Tuesday, August 16, 2011

Were People Nice When They Believed in Hell?

Not that I'd ever noticed, even after a close read of history.

Brian LeCompte responded this way to a post on the riots in London. I then responded as written above:

I believe the problem is a loss of the fear of Hell. Nietzsche predicted that when liberal religion destroys man's concept of good and evil, he will be delivered over to his own irrational appetites. That was in reference to the coming world wars of the 20th century. We have yet to see the outcome in the 21st.

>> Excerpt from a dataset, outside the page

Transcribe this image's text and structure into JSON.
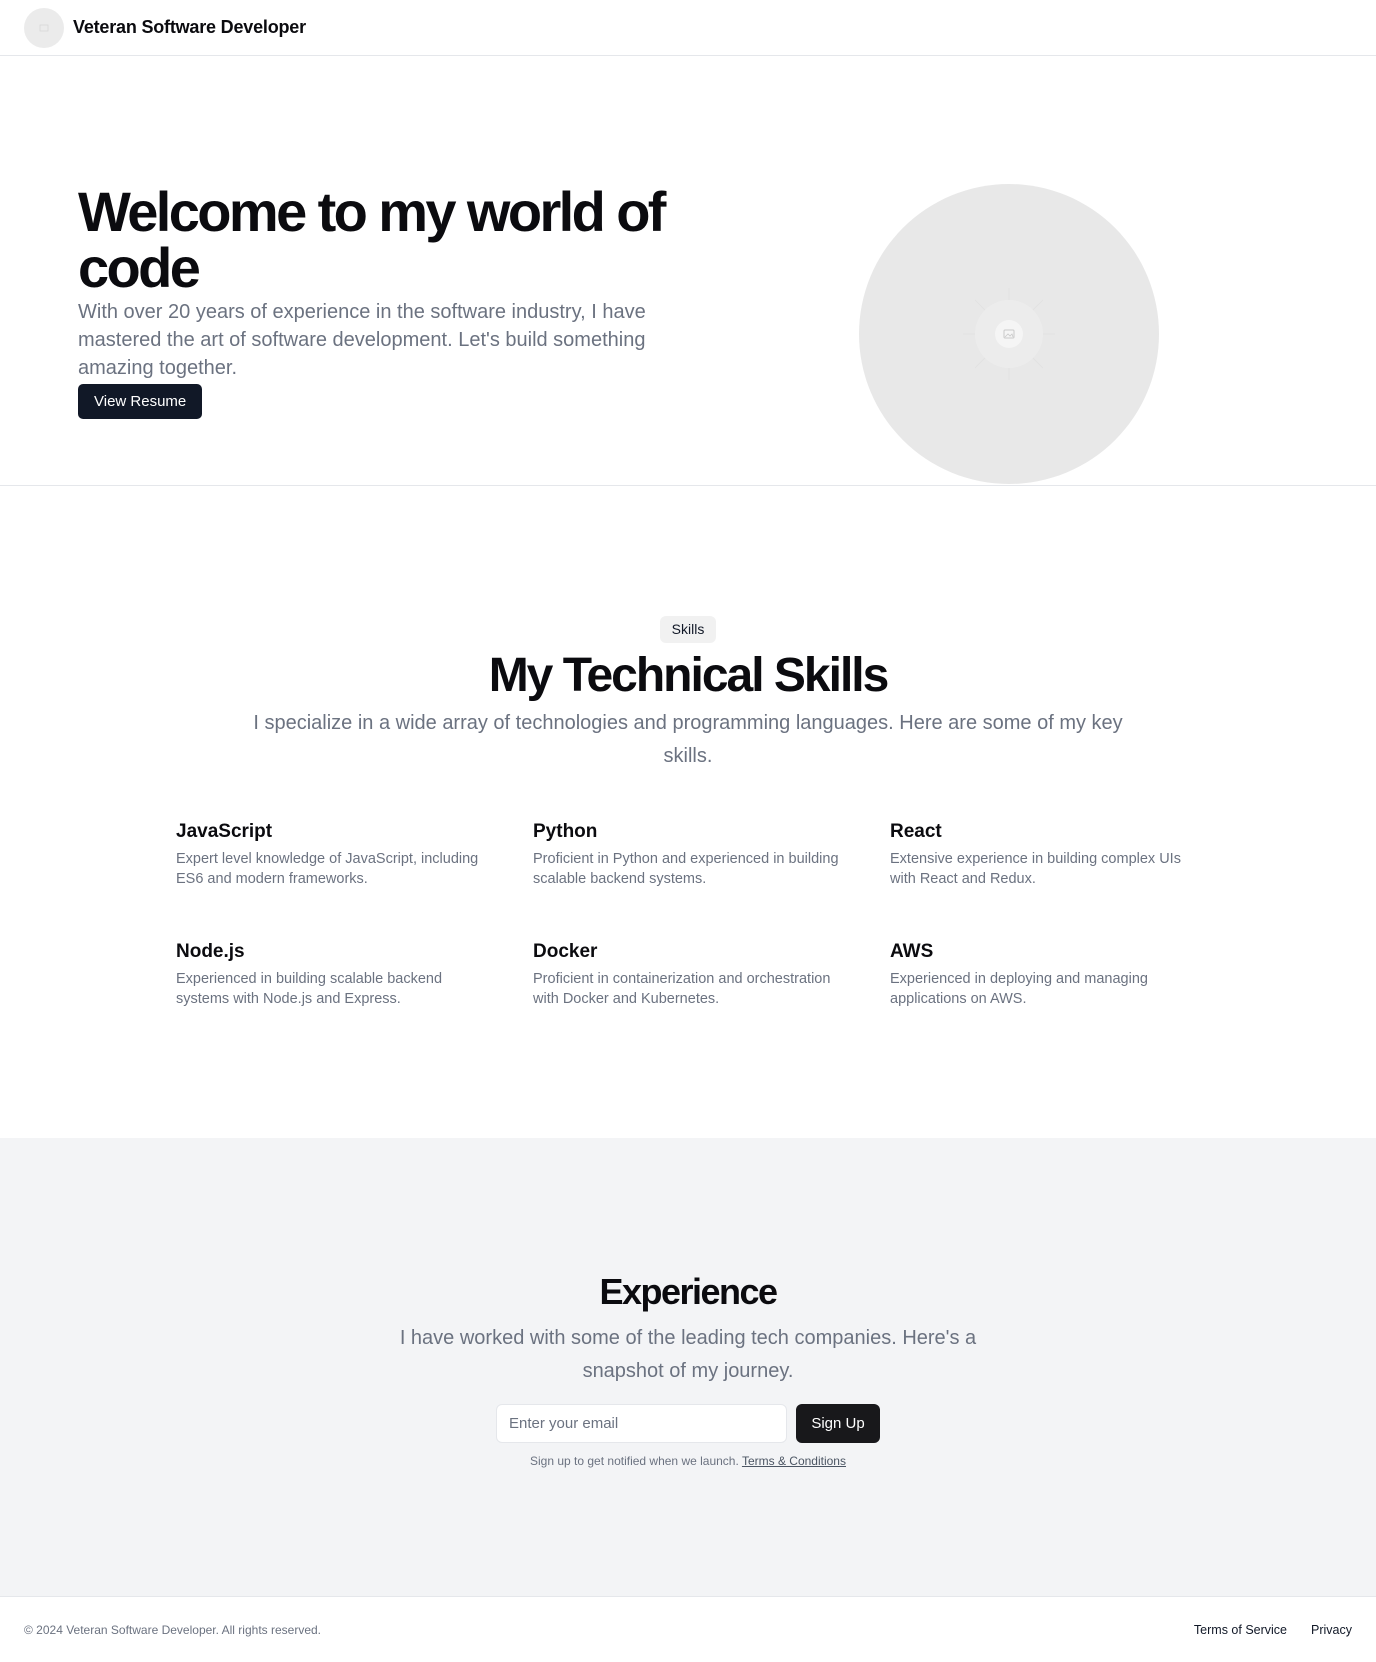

Lots of countries besides the UK have social welfare programs and are not faring so poorly in their moral example. What the UK today lacks is a sense of tribal unity. Its best and brightest are fleeing the country for work abroad. The bonds of ethnicity among the remaining are weathered by the large influx of immigrants. The bonds of religion are broken by the inevitable ennui brought on by liberal theology. Recent articles on the gang culture of UK youth point to an influence by American gang culture, with the same slang, music, and dress code here being appropriated there. American gang culture has always provided a sense of belonging in a world where one doesn't belong. The UK youth must feel adrift and lost.

But blame it first on the loss of fear of Hell, rather than on politics. Without fear of loss of heaven and the pains of hell, you cannot expect a population to be anything other than pagan.

One wonders how humans survived the hunter-gatherer stage of cultural evolution. Did the emergent concept of hell get us out of this mess?


Unlikely. The rise of civilizations during the Axial Age and the early formation of related concepts of hell were not known for promoting any resulting civilized behavior between tribes either.


LeCompte was impressed by the high level of violence exhibited by humans during the 20th century. But mass violence such as that is much more likely to be a result of the power given to humans by industrialization than the loss of an ancient religious belief.